My head was shaking again, back and forth almost manically as I beat a hasty, backward retreat to the office door.
“I won’t go out with Gideone di Carlo if he calls,” I promised weakly.
“I forbid it,” he barked, face darkening immediately, body tensing to move toward me again.
I held my hands up between us as I moved to flee. “I won’t. But this can’t happen. This... this just cannot happen. Don’t push me on this, Dante. I’ll leave. I’ll ask to be off your case.”
“Elena,” he protested, and I hated the way he said it with the lyrical Italian accent as if it was exotic and beautiful. As if I was.
“No,” I said, locking down my battered defenses as I wrapped my hand around the door handle and opened it behind me. “I mean it. Forget this ever happened.”
“What if I cannot?” he defied, crossing his arms and bracing his feet apart like a general preparing for battle.
Good Lord, let him give up on me before it came to that. I was strong, and I was resilient, but I was not prepared to go to war with a man like him when the prize could mean more than my body.
“Per favore,” I asked softly, remembering the way he had reacted to the word in my mouth once before. “Please, Dante.”
And then before he could respond, I spun on my heel
, and I ran like the devil was at my back. I didn’t stop until I was in the bedroom he’d given me, but even that didn’t seem safe enough, so I locked myself in the en suite and braced myself on the sink, breathing hard as I stared at my haunted eyes in the mirror.
My pale olive gold skin was flushed, my pupils dilated, my hair tousled as if from a lover’s hands. I looked well fucked, and he’d only kissed me on the neck, nipped my earlobe in those strong teeth.
What would he do to me if given the chance?
His demeanor held an unmistakable dominance, but from the first time since Christopher, I felt curious about it, almost entranced by it. Dante was dangerous, violence dressed in a thousand-dollar suit, but beneath it all, he was also the kind of man who wept at a friend’s hospital bedside and made pasta with a girl who called him uncle.

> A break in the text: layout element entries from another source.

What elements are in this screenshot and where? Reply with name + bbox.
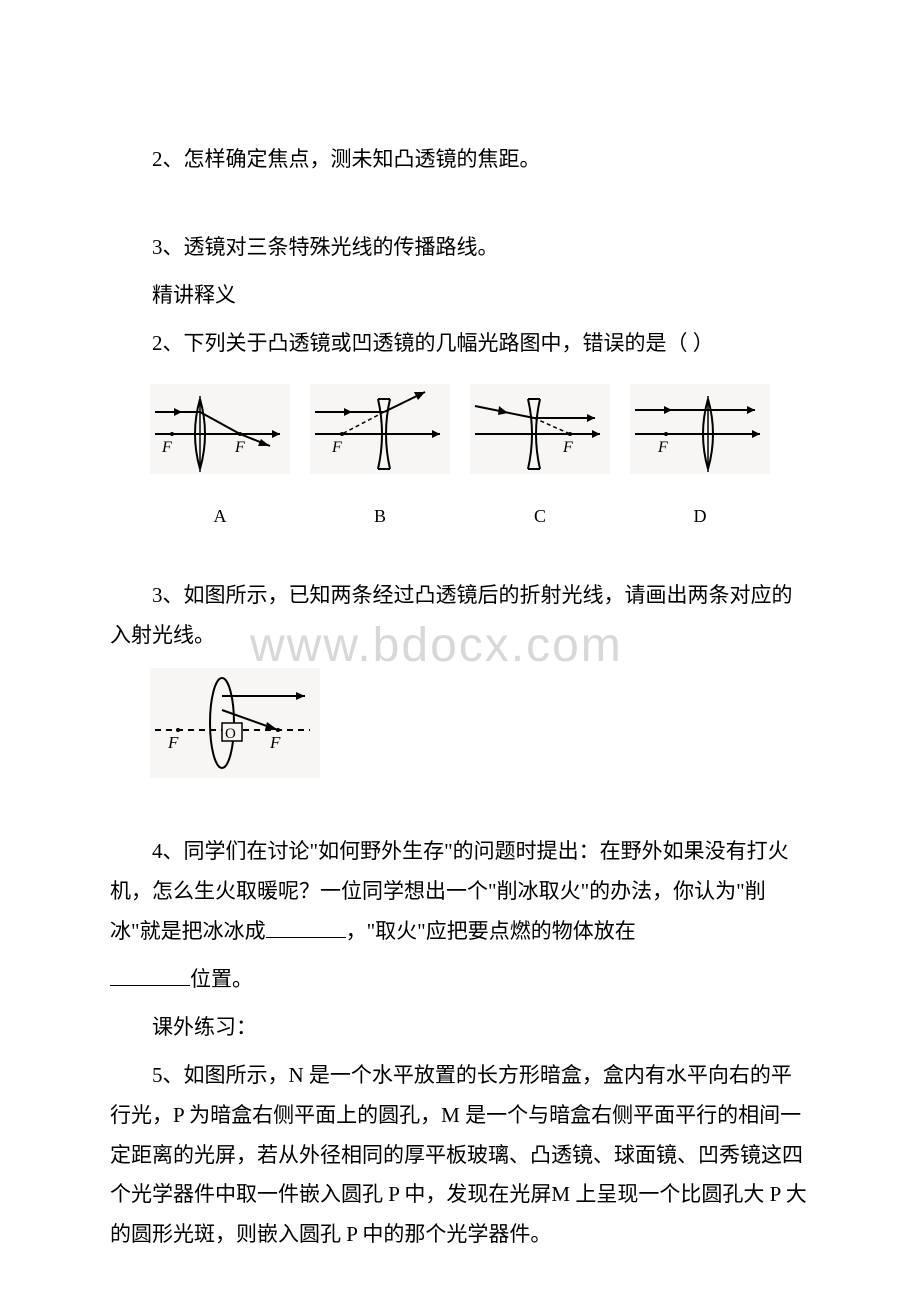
- question-2-main: 2、下列关于凸透镜或凹透镜的几幅光路图中，错误的是（ ）: [110, 324, 810, 364]
- question-3-main: 3、如图所示，已知两条经过凸透镜后的折射光线，请画出两条对应的入射光线。: [110, 576, 810, 656]
- q4-text-suffix: 位置。: [190, 967, 253, 991]
- document-content: 2、怎样确定焦点，测未知凸透镜的焦距。 3、透镜对三条特殊光线的传播路线。 精讲…: [110, 140, 810, 1255]
- lens-diagram-d: F: [630, 374, 770, 484]
- question-5: 5、如图所示，N 是一个水平放置的长方形暗盒，盒内有水平向右的平行光，P 为暗盒…: [110, 1056, 810, 1255]
- svg-text:O: O: [225, 726, 236, 742]
- option-d: F D: [630, 374, 770, 534]
- question-4-cont: 位置。: [110, 960, 810, 1000]
- option-label-d: D: [630, 499, 770, 533]
- question-3-intro: 3、透镜对三条特殊光线的传播路线。: [110, 228, 810, 268]
- svg-text:F: F: [331, 439, 342, 456]
- q4-text-mid: ，"取火"应把要点燃的物体放在: [346, 919, 636, 943]
- svg-text:F: F: [657, 439, 668, 456]
- lens-diagram-a: F F: [150, 374, 290, 484]
- lens-diagram-b: F: [310, 374, 450, 484]
- option-a: F F A: [150, 374, 290, 534]
- blank-2: [110, 965, 190, 986]
- exercise-heading: 课外练习：: [110, 1008, 810, 1048]
- svg-text:F: F: [269, 733, 281, 752]
- option-label-b: B: [310, 499, 450, 533]
- blank-1: [266, 917, 346, 938]
- question-4: 4、同学们在讨论"如何野外生存"的问题时提出：在野外如果没有打火机，怎么生火取暖…: [110, 832, 810, 952]
- option-label-c: C: [470, 499, 610, 533]
- section-heading: 精讲释义: [110, 276, 810, 316]
- svg-text:F: F: [562, 439, 573, 456]
- svg-text:F: F: [234, 439, 245, 456]
- option-label-a: A: [150, 499, 290, 533]
- option-b: F B: [310, 374, 450, 534]
- svg-text:F: F: [167, 733, 179, 752]
- lens-options-row: F F A: [110, 374, 810, 534]
- lens-diagram-q3: O F F: [150, 668, 320, 778]
- option-c: F C: [470, 374, 610, 534]
- lens-diagram-c: F: [470, 374, 610, 484]
- svg-text:F: F: [161, 439, 172, 456]
- question-2-intro: 2、怎样确定焦点，测未知凸透镜的焦距。: [110, 140, 810, 180]
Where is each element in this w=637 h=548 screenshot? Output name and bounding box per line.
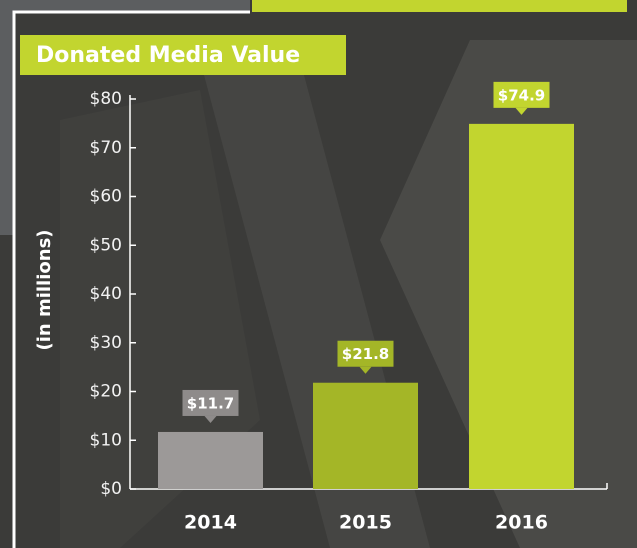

He was a contradiction, a bigger mess of contrarian values than anyone I’d ever known outside myself.
He was tall, dark, and sinfully handsome, a masterfully created man.
My heart raced, and the primal urge to flee spiked hot again through my veins because even though walls separated us, I knew instinctively he was not done hunting me.
And I thought, for the first time in my life, that I might have just met my match.
ELENA
My life settled into an odd kind of routine over the next week. I woke up early every morning to use Dante’s state-of-the-art gym. Sometimes, I ran on the treadmill the way I had at my own gym, reading The New York Times while I warmed up, then doing intervals for forty-five minutes. Most of the time, I worked out with Dante and some assortment of his crew.
As I said, it was odd.
They were all criminals, rough wiseguys who cursed freely, flouted everything I stood for, and made money hand over fist through ill-begotten means.
I shouldn’t have liked them.
But I found I kind of did.
They were fun and free in a way I’d never seen people act before. They joked with each other just as easily as they delivered brutal blows when they fought on the sparring mats. There wasn’t competition between them as there was between every lawyer and me at the firm, that edge of envy and wariness that curdled socialization. They were brothers in crime, bonded over battles in alleyways and on street corners, in backrooms and ballrooms. They were as capable of sophistication––I learned Chen actually had a master’s degree in mathematics and Frankie was COO of the Salvatore-owned Terra Energy Solutions, a well-known energy and gas company––as they were of ruthlessness.